How Text Is Stored

#Article

Take a deep dive into the web of text encodings.

Text remains as the most fundamental storage of information for millennia and is intrinsic to human communication. When the digital age had begun, people tried to put text on computers and let them display it. In this article we will explore the storage of text in a practical way — and you’ll even get to be part of it.

The article you are currently reading is written in text, a sensical sequence of characters. Somewhere, somehow this text is on your computer and rendered to your screen. But where and how is this text stored?

Sure you might think: in a text file, which you can open with any text editor, like VS Code or Sublime (Microsoft Word does not count). But, since files are just bytes (at the core), somehow these bytes are interpreted as text. And in this article, we’ll explore these interpretations.

What Makes Text Text?

A text file is usually distinguished from a different file type by an extension or some other method of tagging, like MIME types. This needs to happen because even if the file might be validly interpreted as text, in actuality it might be some other kind of format.

Guessing file contents is hard, but there are some tools like the file command on Linux.

Text is made of symbols, in fact it is a list of symbols. E.g. A is a symbol, such as B or C. Even punctuation. Everything you can type on your keyboard really (and beyond). The tricky thing to do now is to encode (meaning embed into some other context) the symbols into bytes, so that we can store them in a file.

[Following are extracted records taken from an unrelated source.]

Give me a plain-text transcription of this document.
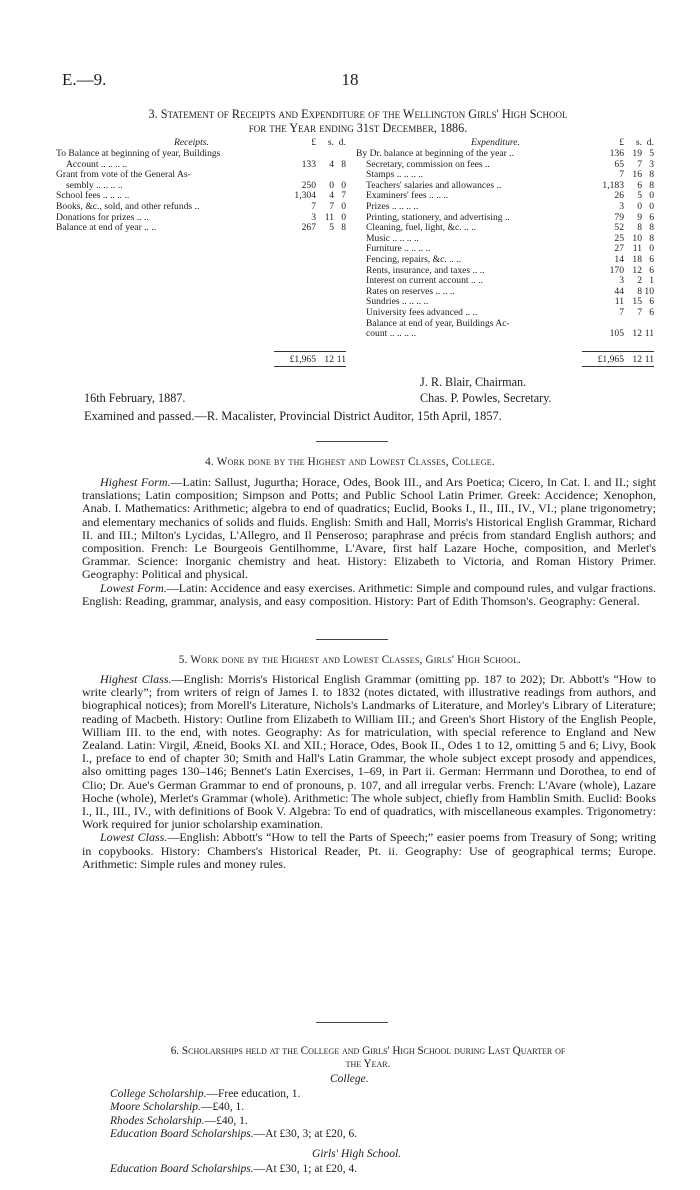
E.—9.	18
3. Statement of Receipts and Expenditure of the Wellington Girls' High School
for the Year ending 31st December, 1886.
Receipts.	£	s. d.
To Balance at beginning of year, Buildings
Account .. .. .. ..	133	4 8
Grant from vote of the General As-
sembly .. .. .. ..	250	0 0
School fees .. .. .. ..	1,304	4 7
Books, &c., sold, and other refunds ..	7	7 0
Donations for prizes .. ..	3 11 0
Balance at end of year .. ..	267	5 8
Expenditure.	£	s. d.
By Dr. balance at beginning of the year ..	136 19 5
Secretary, commission on fees ..	65	7 3
Stamps .. .. .. ..	7 16 8
Teachers' salaries and allowances ..	1,183	6 8
Examiners' fees .. .. ..	26	5 0
Prizes .. .. .. ..	3	0 0
Printing, stationery, and advertising ..	79	9 6
Cleaning, fuel, light, &c. .. ..	52	8 8
Music .. .. .. ..	25 10 8
Furniture .. .. .. ..	27 11 0
Fencing, repairs, &c. .. ..	14 18 6
Rents, insurance, and taxes .. ..	170 12 6
Interest on current account .. ..	3	2 1
Rates on reserves .. .. ..	44	8 10
Sundries .. .. .. ..	11 15 6
University fees advanced .. ..	7	7 6
Balance at end of year, Buildings Ac-
count .. .. .. ..	105 12 11
£1,965 12 11	£1,965 12 11
J. R. Blair, Chairman.
16th February, 1887.	Chas. P. Powles, Secretary.
Examined and passed.—R. Macalister, Provincial District Auditor, 15th April, 1857.
4. Work done by the Highest and Lowest Classes, College.

Highest Form.—Latin: Sallust, Jugurtha; Horace, Odes, Book III., and Ars Poetica; Cicero, In Cat. I. and II.; sight translations; Latin composition; Simpson and Potts; and Public School Latin Primer. Greek: Accidence; Xenophon, Anab. I. Mathematics: Arithmetic; algebra to end of quadratics; Euclid, Books I., II., III., IV., VI.; plane trigonometry; and elementary mechanics of solids and fluids. English: Smith and Hall, Morris's Historical English Grammar, Richard II. and III.; Milton's Lycidas, L'Allegro, and Il Penseroso; paraphrase and précis from standard English authors; and composition. French: Le Bourgeois Gentilhomme, L'Avare, first half Lazare Hoche, composition, and Merlet's Grammar. Science: Inorganic chemistry and heat. History: Elizabeth to Victoria, and Roman History Primer. Geography: Political and physical.

Lowest Form.—Latin: Accidence and easy exercises. Arithmetic: Simple and compound rules, and vulgar fractions. English: Reading, grammar, analysis, and easy composition. History: Part of Edith Thomson's. Geography: General.

5. Work done by the Highest and Lowest Classes, Girls' High School.

Highest Class.—English: Morris's Historical English Grammar (omitting pp. 187 to 202); Dr. Abbott's “How to write clearly”; from writers of reign of James I. to 1832 (notes dictated, with illustrative readings from authors, and biographical notices); from Morell's Literature, Nichols's Landmarks of Literature, and Morley's Library of Literature; reading of Macbeth. History: Outline from Elizabeth to William III.; and Green's Short History of the English People, William III. to the end, with notes. Geography: As for matriculation, with special reference to England and New Zealand. Latin: Virgil, Æneid, Books XI. and XII.; Horace, Odes, Book II., Odes 1 to 12, omitting 5 and 6; Livy, Book I., preface to end of chapter 30; Smith and Hall's Latin Grammar, the whole subject except prosody and appendices, also omitting pages 130–146; Bennet's Latin Exercises, 1–69, in Part ii. German: Herrmann und Dorothea, to end of Clio; Dr. Aue's German Grammar to end of pronouns, p. 107, and all irregular verbs. French: L'Avare (whole), Lazare Hoche (whole), Merlet's Grammar (whole). Arithmetic: The whole subject, chiefly from Hamblin Smith. Euclid: Books I., II., III., IV., with definitions of Book V. Algebra: To end of quadratics, with miscellaneous examples. Trigonometry: Work required for junior scholarship examination.

Lowest Class.—English: Abbott's “How to tell the Parts of Speech;” easier poems from Treasury of Song; writing in copybooks. History: Chambers's Historical Reader, Pt. ii. Geography: Use of geographical terms; Europe. Arithmetic: Simple rules and money rules.

6. Scholarships held at the College and Girls' High School during Last Quarter of
the Year.
College.
College Scholarship.—Free education, 1.
Moore Scholarship.—£40, 1.
Rhodes Scholarship.—£40, 1.
Education Board Scholarships.—At £30, 3; at £20, 6.
Girls' High School.
Education Board Scholarships.—At £30, 1; at £20, 4.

Symbols (in this context) are also referred to as characters and commonly put between single quotes, like this ‘A’.

Mapping Characters To Bytes (Encoding)

If you had to encode text into bytes to store in a file, how would you do it? Well, let’s try! Consider these as our characters:

ABCDEFGHIKJLMNOPQRSTUVWXYZ
abcdefghijklmnopqrstuvwxyz
0123456789
 !"#$%&'()*+,-./:;<=>?@[\]^_`{|}~

…plus an added new line character, which represents a line break.

The first thing you might do is count the characters, which will be 95 + 1 (new line) = 96. A byte has 256 different values, since it consists of eight bits, each either 0 or 1 (2⁸ = 256). This allows the storage of integers ranging from zero to 255 (both ends inclusive) in one byte.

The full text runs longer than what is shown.